Berliner Staatsanwalt soll Arzt bei Steuerbetrug unterstützt und Daten missbraucht haben
Philipp MeyerBerliner Staatsanwalt soll Arzt bei Steuerbetrug unterstützt und Daten missbraucht haben
Ein Berliner Staatsanwalt sieht sich schweren Vorwürfen der Pflichtverletzung und der Verstrickung in einen Umsatzsteuerbetrug ausgesetzt.
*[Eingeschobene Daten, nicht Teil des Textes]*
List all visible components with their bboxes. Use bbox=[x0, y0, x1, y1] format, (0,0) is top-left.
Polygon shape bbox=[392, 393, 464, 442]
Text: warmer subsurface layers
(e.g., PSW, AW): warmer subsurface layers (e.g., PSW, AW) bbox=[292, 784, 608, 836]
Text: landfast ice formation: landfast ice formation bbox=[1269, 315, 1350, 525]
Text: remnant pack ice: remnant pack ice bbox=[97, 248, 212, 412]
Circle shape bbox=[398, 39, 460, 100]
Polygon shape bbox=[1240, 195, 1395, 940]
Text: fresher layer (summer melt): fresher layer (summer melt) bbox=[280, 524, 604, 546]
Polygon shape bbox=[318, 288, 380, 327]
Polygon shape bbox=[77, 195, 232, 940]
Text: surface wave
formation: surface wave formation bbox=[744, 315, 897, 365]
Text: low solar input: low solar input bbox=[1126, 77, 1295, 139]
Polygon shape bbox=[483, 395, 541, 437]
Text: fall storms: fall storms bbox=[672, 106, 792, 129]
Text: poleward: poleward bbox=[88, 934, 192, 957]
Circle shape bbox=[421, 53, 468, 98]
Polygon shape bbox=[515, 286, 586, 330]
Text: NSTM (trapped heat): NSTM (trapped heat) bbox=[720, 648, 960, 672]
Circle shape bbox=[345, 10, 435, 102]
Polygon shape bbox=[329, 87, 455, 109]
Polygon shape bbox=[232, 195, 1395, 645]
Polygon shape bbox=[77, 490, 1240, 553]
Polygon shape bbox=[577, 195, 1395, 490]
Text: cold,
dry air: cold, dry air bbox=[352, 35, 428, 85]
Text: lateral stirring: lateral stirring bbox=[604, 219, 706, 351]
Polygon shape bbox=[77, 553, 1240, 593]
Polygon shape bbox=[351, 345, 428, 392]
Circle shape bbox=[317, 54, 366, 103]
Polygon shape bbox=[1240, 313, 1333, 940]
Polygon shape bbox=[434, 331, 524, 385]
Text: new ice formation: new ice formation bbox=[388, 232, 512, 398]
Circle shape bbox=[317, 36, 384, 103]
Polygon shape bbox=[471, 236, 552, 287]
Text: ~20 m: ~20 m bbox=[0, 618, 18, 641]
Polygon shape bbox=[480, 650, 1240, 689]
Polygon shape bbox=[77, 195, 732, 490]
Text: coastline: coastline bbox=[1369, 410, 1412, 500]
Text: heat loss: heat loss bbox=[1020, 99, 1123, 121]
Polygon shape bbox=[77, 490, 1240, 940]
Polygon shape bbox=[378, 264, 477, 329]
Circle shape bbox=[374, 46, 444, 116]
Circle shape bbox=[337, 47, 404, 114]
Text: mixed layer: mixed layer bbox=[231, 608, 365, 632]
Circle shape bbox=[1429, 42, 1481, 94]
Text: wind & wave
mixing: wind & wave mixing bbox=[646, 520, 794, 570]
Dem Beamten wird vorgeworfen, seine Position missbraucht zu haben, um einem Arzt bei der Hinterziehung von Mehrwertsteuer zu helfen und gleichzeitig öffentliche Gelder für persönliche Bereicherung veruntreut zu haben. Den Ermittlungsbehörden zufolge griff der Staatsanwalt über Jahre hinweg auf vertrauliche Akten zu und wusch Geld.
Der Staatsanwalt soll dem Arzt zwischen 2018 und 2020 dabei geholfen haben, die Mehrwertsteuer zu umgehen. Das Schema umfasste die nicht deklarierte Abrechnung medizinischer Leistungen und die Annahme von Bargeldzahlungen. Um den Betrug zu verschleiern, überwies er laut Angaben äquivalente Summen von seinem eigenen Konto auf das Privatkonto des Arztes und wusch auf diese Weise rund 62.000 Euro.
Die Ermittler werfen dem Staatsanwalt zudem vor, sich unbefugt Zugang zur Datenbank der Berliner Staatsanwaltschaft verschafft zu haben. Er soll sensible Patientendaten abgerufen und an den Arzt weitergegeben haben, um diesem bei der Eintreibung von Schulden zu helfen. Die Anklageschrift argumentiert, dass diese unrechtmäßigen Datenabfragen das öffentliche Vertrauen in die Strafverfolgungsbehörden untergraben hätten.
Neben den Betrugsvorwürfen wird dem Staatsanwalt vorgeworfen, Teile des Bargelds für private Zwecke abzugezweigt zu haben. Die Anklagebehörde geht davon aus, dass er das Geld für Urlaube, Drogen und sexuelle Dienstleistungen ausgab.
Die üblichen Karrierewege in der Berliner Justiz umfassen eine Ausbildung an Einrichtungen wie dem Kammergericht mit praktischen Phasen an Gerichten oder Staatsanwaltschaften. Über die früheren Tätigkeiten oder Fälle des Angeklagten vor diesem Verfahren liegen jedoch keine öffentlichen Informationen vor.
Dem Staatsanwalt drohen nun Anklagen wegen Umsatzsteuerhinterziehung, Geldwäsche und Amtsmissbrauchs. Die Steuerbehörde beziffert ihren Schaden auf etwa 62.000 Euro, während der Missbrauch sensibler Daten Bedenken hinsichtlich der Integrität der Justiz aufgeworfen hat. Die gerichtlichen Verfahren werden über den Ausgang des Falls entscheiden.